4) Semantics. We refined some of the semantics around how requests are processed. Specifically:

a) We added a conformance section describing different levels of conformance. This is another area we'd really love feedback on. As you say, the spec is large and we want to be sure implementers know that it's not necessary to implement the entire spec in order to be conformant.

b) We fleshed out more behavior around $batch, including how it behaves with async results and preferences for continue/fail on error

c) We strongly encourage use of PATCH over PUT for updating entities/complex types, and clarified the behavior of PATCH with complex types (should update just the specified properties).

d) We aligned the Prefer header with the latest IETF draft and added a number of preferences for the client to hint to the service desired behavior.

e) We support UPSERT by doing a PUT/PATCH to a URL for a non-existent resource.

5) New Service areas. We added new (optional) support for services:

a) Asynchronous Execution is now defined through a return-async request header, following the latest thinking from IETF.

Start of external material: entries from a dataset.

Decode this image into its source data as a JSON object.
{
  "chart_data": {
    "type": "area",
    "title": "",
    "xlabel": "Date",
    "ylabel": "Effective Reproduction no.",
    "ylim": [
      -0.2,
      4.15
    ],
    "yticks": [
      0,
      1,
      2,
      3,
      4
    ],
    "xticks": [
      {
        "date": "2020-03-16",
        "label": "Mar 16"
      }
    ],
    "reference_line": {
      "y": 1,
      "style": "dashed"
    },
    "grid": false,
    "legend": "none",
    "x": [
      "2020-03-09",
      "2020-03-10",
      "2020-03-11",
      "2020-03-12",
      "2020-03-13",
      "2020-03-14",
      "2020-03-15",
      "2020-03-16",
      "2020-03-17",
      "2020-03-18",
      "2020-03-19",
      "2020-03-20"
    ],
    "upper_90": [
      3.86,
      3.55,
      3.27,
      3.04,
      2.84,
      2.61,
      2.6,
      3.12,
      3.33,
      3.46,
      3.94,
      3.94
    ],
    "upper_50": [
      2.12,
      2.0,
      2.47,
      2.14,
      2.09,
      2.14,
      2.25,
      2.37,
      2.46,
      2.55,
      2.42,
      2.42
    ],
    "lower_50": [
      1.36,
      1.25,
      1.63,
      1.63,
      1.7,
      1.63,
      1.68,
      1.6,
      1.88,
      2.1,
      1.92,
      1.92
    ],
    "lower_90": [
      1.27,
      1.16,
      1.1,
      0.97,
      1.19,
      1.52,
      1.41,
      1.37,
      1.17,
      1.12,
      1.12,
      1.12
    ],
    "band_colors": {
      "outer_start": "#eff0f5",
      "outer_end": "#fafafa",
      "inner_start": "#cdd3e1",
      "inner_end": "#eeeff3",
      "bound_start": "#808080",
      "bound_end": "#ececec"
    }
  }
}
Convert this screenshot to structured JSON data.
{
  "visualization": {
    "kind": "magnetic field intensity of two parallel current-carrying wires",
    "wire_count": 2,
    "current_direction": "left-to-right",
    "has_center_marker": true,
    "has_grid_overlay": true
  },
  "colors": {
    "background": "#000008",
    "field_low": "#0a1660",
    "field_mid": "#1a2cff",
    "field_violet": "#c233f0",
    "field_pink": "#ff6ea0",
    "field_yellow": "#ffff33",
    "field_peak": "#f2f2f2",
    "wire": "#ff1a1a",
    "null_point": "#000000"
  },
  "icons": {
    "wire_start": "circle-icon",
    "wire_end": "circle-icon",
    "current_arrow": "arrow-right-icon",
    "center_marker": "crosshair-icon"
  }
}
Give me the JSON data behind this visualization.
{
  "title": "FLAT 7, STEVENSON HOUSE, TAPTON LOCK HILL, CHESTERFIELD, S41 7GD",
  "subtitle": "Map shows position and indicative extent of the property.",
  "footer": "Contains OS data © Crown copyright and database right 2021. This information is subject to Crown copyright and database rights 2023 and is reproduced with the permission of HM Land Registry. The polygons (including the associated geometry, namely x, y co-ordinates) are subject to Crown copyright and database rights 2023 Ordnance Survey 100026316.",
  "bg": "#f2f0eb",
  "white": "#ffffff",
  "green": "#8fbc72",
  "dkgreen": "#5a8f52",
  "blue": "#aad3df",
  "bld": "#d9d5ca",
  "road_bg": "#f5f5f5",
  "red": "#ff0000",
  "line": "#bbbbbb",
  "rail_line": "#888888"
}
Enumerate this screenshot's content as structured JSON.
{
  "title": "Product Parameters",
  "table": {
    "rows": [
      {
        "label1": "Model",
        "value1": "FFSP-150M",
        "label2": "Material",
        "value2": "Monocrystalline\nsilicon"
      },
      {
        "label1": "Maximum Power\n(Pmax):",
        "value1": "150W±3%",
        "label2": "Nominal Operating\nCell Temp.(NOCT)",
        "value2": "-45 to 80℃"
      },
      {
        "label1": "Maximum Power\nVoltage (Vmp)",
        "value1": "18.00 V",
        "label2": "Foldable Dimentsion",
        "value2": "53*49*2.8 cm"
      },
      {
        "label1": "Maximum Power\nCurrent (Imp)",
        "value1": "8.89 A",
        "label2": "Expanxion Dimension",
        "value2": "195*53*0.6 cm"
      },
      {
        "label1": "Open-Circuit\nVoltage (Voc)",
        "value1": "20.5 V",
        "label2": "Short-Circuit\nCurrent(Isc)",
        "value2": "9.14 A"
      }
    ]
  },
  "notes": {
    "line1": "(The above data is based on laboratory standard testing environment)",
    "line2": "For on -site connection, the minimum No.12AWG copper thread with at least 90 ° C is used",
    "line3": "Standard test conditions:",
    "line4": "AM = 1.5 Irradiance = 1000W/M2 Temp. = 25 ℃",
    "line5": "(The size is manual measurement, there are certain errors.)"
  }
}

b) Change Tracking (Delta) Support is now defined as part of the specification for returning just the differences to a previously retrieved result. Semantics are defined around tracking changes to a set of related entities, and details for representing deleted entities, as well as added/deleted links, are documented for each format.

6) Formats

a) We deprecated the old "JSON Verbose" format in favor of the new, cleaner, JSON format

b) We don't require services to support ATOM; a service MUST implement either ATOM or JSON; we suggest JSON and require it at the highest conformance levels.

c) ATOM now includes a metadata url for the response, and may include a metadata url for navigation properties if the type information cannot be derived from the metadata url of the response.